Twitter is what made hashtags matter and as far as finding any relevant, consolidated information on an event is concerned, Twitter is still in the lead. Of course, following the success of hashtags and subsequently of Twitter Trends, Facebook and Google Plus decided they were worth having around. We can’t say that hashtags have been just as successful on these two networks but people do use them. Hashtagger is an Android app that lets you search hashtags on the three major social networks; Twitter, Facebook, and Google Plus. You can view trending hashtags and save your searches.
By default, Twitter and Google Plus searches are enabled and each has its own tab on the app’s home screen but you will have to enable Facebook if you want to include it in the search. Open the app’s settings from the more button and select Facebook. You will have to sign in to each social network from its respective tab. After that, use the search bar and type in what you want to search for.
The results for each network are displayed in their respective tabs so you don’t end up with a list that’s a mix of tweets, and posts. You can save the searches you make. Tap the more button after you’ve made a search and it will have the option to save it. To view saved searches, or to view trending hashtags, open the navigation drawer. It’s divided into to tabs; one for trends and one for saved searches. You can view topics trending near you or topics trending worldwide from the dropdown option at the top of the trending topics in the navigation drawer.
That’s all there is to the app. It’s new and fairly basic though but if you’re planning on following an important world event like the FIFA World Cup using social media, this app might prove pretty useful.
So what’s missing or what could make this app better?
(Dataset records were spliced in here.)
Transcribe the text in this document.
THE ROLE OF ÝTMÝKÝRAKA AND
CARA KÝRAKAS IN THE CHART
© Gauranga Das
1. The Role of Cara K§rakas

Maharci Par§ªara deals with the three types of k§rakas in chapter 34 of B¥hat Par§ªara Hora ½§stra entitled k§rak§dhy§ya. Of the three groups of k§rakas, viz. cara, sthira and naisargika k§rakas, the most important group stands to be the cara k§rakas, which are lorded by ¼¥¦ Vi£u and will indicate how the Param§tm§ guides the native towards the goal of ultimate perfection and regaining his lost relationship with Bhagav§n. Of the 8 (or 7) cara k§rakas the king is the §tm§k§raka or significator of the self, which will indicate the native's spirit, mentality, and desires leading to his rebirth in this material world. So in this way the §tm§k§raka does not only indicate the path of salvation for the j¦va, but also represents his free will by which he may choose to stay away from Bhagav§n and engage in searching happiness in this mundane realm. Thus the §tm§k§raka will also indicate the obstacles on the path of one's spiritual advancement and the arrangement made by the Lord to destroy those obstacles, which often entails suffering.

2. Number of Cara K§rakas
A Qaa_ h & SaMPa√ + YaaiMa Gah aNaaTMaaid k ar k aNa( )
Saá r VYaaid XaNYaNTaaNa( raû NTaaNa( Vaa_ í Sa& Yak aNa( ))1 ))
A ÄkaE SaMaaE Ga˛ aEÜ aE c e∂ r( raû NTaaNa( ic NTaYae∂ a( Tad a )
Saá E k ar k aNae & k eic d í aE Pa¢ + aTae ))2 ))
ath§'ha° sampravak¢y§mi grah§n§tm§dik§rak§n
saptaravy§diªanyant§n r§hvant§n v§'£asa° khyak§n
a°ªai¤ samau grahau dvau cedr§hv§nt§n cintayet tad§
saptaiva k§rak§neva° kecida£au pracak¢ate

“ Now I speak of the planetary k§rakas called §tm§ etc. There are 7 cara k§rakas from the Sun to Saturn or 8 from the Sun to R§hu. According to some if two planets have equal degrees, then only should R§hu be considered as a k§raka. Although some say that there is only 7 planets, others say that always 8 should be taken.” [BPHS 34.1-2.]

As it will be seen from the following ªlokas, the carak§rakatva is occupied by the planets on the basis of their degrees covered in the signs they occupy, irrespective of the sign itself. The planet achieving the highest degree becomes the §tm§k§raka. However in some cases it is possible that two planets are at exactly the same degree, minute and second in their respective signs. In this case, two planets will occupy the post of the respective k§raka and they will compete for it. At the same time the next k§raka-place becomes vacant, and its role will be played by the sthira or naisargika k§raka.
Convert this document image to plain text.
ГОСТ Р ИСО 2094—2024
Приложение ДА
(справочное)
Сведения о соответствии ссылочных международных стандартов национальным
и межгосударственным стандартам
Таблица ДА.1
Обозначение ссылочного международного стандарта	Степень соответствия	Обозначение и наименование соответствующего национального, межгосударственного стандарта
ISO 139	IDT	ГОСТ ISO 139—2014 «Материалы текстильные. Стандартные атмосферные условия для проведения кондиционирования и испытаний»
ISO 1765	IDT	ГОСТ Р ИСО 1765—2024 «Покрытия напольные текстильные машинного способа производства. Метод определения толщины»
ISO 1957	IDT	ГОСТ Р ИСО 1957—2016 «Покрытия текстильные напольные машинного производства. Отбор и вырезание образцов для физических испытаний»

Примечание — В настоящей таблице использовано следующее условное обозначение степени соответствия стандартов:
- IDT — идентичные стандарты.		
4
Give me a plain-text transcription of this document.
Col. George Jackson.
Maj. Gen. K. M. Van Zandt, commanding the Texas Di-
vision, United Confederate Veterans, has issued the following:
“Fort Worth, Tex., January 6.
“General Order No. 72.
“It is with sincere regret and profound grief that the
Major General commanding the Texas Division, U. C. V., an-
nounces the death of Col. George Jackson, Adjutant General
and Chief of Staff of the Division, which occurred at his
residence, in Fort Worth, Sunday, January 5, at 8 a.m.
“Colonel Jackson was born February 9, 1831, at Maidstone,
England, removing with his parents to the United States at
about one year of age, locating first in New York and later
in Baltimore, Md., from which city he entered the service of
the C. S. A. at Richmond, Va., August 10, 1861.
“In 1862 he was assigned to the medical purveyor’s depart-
I’d say filters. Search results don’t really filter our profiles, and tweets or posts so you get them all jumbled up in one tab. There should be a way to weed out profiles and pages from the results. The search results can be refreshed by pulling down and releasing a tab page. For Google Plus and Facebook, where hashtags are less frequently used, only recent results are shown. To view older posts, you tap a button. It’s pretty smart considering anyone searching hashtags related to a current event will only want the most recent news.